For the Birds Radio Program: Calvin Trillin's Hummingbirds: A Weighty Matter
How do you weigh a hummingbird? Calvin Trillin’s guess wins points for good humor.
Transcript
A Weighty Matter
(Recording of a Ruby-throated Hummingbird)
Calvin Trillin, the New Yorker humorist, writes a column for The Nation, which now runs in the Sunday Minneapolis Star and Tribune. I’m a fan of Mr. Trillin’s–he’s always interesting and usually funny–but since he hardly ever writes about birds, he doesn’t provide much grist for my mill. That is, until last week, when he hit the bullseye with a column about hummingbirds, inspired by an ornithologist on a Canadian radio program mentioning that a hummingbird weighs as much as a quarter.
The immediate question for a birder was: which hummingbird? There are at least 319 species, all in the New World. 21 species enter the U.S., mostly in the southwest. Two species are found in Wisconsin and Minnesota–the common Ruby-throated Hummingbird and the much rarer Rufous Hummingbird, a western bird. Since this program was on Canadian radio, the reference was probably to one of these, or to 2 other western species that get as far north as Canada.

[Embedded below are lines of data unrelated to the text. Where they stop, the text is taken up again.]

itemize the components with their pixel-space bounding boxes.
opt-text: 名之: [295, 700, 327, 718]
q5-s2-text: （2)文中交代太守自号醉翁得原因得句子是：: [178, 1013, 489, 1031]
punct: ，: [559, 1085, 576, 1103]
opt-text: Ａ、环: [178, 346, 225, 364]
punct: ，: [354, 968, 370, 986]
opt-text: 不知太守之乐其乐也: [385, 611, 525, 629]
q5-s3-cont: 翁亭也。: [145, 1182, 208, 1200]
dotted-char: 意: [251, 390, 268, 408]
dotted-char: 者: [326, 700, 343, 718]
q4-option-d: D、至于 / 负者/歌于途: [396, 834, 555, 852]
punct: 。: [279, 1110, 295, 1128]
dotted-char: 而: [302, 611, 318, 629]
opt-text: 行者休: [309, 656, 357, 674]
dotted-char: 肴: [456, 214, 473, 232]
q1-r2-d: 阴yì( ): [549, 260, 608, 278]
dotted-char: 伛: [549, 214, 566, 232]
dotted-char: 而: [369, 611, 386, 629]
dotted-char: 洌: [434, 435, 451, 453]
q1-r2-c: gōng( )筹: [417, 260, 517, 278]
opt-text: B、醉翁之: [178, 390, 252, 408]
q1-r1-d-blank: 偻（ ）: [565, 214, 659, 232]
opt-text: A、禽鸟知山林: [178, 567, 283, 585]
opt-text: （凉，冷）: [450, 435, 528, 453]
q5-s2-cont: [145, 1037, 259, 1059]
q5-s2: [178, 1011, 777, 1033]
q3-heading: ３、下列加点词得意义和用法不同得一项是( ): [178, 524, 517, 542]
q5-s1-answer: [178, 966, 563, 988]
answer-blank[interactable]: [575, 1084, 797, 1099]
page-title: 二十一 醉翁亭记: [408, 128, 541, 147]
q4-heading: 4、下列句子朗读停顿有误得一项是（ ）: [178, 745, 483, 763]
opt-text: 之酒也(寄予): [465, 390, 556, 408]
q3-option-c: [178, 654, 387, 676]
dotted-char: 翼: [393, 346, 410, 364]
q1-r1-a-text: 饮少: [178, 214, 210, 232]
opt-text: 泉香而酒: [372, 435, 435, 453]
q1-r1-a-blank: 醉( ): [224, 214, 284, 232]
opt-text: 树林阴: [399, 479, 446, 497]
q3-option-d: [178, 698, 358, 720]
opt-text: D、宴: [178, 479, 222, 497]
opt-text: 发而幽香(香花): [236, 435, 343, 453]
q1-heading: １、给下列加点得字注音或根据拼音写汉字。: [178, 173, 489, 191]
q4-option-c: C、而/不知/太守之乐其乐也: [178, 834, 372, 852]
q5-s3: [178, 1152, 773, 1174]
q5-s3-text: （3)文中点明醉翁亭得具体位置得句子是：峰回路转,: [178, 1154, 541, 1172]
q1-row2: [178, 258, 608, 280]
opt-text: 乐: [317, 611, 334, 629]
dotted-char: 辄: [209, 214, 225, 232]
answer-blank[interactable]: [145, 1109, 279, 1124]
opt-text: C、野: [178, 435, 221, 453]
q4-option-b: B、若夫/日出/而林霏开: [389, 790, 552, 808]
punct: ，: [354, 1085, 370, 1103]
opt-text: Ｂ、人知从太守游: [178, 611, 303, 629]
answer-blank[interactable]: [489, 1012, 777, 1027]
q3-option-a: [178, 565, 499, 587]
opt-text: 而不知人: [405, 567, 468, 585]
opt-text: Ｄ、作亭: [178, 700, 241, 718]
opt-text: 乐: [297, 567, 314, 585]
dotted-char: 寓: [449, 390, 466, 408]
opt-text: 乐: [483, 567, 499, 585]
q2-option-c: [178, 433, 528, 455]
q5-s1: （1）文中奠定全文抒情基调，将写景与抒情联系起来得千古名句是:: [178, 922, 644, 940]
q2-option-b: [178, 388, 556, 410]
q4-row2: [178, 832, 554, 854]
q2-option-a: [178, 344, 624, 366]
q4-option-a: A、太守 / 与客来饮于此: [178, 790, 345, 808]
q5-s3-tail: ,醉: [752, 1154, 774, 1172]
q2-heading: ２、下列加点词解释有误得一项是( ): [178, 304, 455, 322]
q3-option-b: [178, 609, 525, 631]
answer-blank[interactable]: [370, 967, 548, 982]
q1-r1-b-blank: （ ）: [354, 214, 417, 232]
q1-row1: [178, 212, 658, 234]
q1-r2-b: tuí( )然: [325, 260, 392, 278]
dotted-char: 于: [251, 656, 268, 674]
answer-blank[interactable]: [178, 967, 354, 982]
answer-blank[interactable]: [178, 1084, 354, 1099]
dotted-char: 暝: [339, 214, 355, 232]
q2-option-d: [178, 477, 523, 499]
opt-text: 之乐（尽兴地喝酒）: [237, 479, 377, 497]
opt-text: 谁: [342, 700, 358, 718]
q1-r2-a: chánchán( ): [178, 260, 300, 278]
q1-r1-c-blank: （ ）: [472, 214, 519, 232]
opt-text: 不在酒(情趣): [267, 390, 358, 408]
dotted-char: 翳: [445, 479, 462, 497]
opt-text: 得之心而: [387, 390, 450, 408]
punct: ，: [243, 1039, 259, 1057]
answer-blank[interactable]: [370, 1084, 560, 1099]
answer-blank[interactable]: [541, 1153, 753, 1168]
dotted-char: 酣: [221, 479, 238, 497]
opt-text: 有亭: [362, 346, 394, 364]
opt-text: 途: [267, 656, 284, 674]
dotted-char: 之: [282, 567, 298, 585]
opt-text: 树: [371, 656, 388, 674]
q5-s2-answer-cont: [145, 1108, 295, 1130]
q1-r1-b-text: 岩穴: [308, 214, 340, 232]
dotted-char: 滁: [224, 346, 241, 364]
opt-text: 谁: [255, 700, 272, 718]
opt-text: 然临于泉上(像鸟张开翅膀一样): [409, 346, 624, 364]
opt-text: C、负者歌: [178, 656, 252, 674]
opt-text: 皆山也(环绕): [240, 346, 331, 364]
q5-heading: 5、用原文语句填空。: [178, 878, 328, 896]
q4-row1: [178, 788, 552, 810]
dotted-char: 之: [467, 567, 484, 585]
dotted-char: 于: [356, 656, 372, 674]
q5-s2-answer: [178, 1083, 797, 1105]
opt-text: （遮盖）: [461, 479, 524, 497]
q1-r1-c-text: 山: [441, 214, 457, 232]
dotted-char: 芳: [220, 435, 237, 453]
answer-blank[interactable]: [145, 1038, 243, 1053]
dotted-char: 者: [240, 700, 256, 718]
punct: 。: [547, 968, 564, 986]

But before I could go any further, I had to call the good old reference department at the Duluth Public Library–it took them only a few minutes to find out how much a quarter weighs. According to the Standard Catalog for World Coins, an American quarter weighs 5.67 grams; a Canadian one weighs 5.8319 grams. That’s over twice the weight of our Ruby-throated Hummingbird, which usually weighs in at 2.6 grams–hardly more than a penny. When a ruby-throat is fattening up for migration, it can balloon to 4.5 grams–but that’s still less than a quarter. It’s even less than a nickel, which weighs 5 grams. And no other Canadian species weighs more. The smallest hummingbird in the world, the Cuban Bee Hummingbird, weighs less than 2 grams–that’s substantially lighter than a dime. The way ornithologists are paid, my guess is that Mr. Trillin’s hummingbird expert had handled more live hummingbirds than he had quarters.
Mr. Trillin’s wife was concerned about how they weigh a hummingbird in the first place. He told her, “You’ve seen those TV documentaries where they shoot a dart into a panda to put him asleep long enough to outfit him with a radio transmitter. Well, this is the same sort of thing, except that the dart is exceedingly small, about half the size of a common straight pin. It’s surprisingly easy to hit a hummingbird with a tiny dart. The difficult part is slapping him gently on the cheeks to bring him around after the weighing. That takes a delicate touch indeed.” Mr. Trillin confessed that he “hadn’t actually heard that on the CBC, but it sounded like something you might hear on the CBC, which is almost as good.”
What you’d hear on American radio–at least on this program–is that scientists get hummingbird weights from dead birds found under lighthouses and picture windows. Not even licensed banders are allowed to trap hummingbirds in the U.S. or Canada without a special permit. These birds, which bravely face the fiercest hurricanes each fall as they migrate non-stop across the Gulf of Mexico, easily die of fright when confronted with that most dreadful specter–an ornithologist.
(Recording of a Ruby-throated Hummingbird)
This is Laura Erickson, and this program has been “For the Birds.”